Other members of the Dawn Patrol worked at Alta Lake State Park, where three tree-planting teams did cleanup and planted 89 large trees. One team bundled plants for the Okanogan Conservation District’s plant distribution to fire survivors and another team repaired fencing south of the town of Methow, Power said.
In addition to the Dawn Patrol, an Amish family from Montana — a father and his five sons — donated four days of fence-building on properties in Pateros and in the Chiliwist area, Power said.
Nine AmeriCorps volunteers assisted other volunteers in moving debris and planting trees at Alta Lake State Park, and with fence building on McFarland Creek.

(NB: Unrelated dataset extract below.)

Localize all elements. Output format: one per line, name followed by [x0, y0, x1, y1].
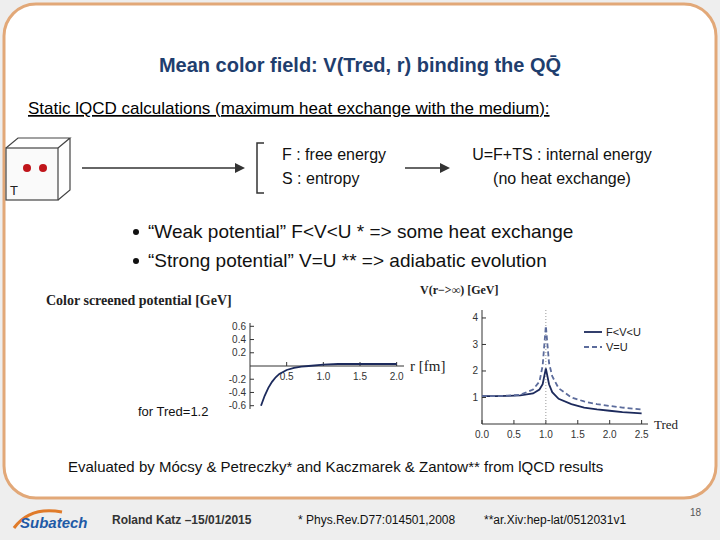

The AmeriCorps volunteers also helped at the Relief Distribution Center in Pateros, where about 100,000 pounds of donated clothing were bagged for resale, generating about $20,000 for the Carlton Complex home rebuilding effort, Power said.
Priceless contribution
The work by volunteers during the last week alone equates to more than $70,000 in labor, Power estimated.
“However, in my opinion all of the wonderful assistance these amazing volunteers did to assist in the recovery and rebuilding effort is priceless,” she said.
The total amount raised for the reconstruction effort is now almost $700,000, said Carlene Anders, executive director of the CCLTRG.
The recovery organization is hoping to raise about $4.2 million to rebuild about 40 homes destroyed in the fire that belonged to people who were uninsured, underinsured or have other unmet needs, Anders said.
The funds will also pay for staff hired to oversee the rebuilding campaign and for disaster case managers who are assisting people with issues related to loss and recovery from the fire.
Reconstruction of lost homes will be done in phases, beginning with 11 homes identified by case managers and as belonging to people with the highest vulnerability or need, Anders said.
“The volunteers, and their heavy equipment, are paving the way for our first home reconstruction, which will begin in the next few weeks. We’re now ready to lay septic fields and pour foundations,” Anders said.
Power said work by the Dawn Patrol last week included removal of eight foundations — one in Squaw Creek, one in Gold Creek, one on Balky Hill, two off North Starr road, two in the French Creek area, and one in Alta Lake.
The teams removed more than 20 dump truck loads of metal from French Creek, Alta Lake and Bell Canyon sites. About 65 yards of concrete were hauled out of Squaw Creek, North Starr Road and Alta Lake, Power said
The heavy machinery was donated by Bob Bozath Construction, Chehalis; Site Development Inc., Tacoma; Pape Machinery, Wenatchee; and Jerry Boes, Chehalis. Zirkle Orchards donated housing and Alta Lake State Park donated campsites.
Volunteering to help with the recovery “was unbelievable,” Jensen said this week after returning back to Chehalis.
“It obviously feels good to help people out, and everybody over there was so appreciative. I think it did more for me than for them,” Jensen said.
“At the end of the week we were trying to figure out how we could stay another week. I’d love to come back.”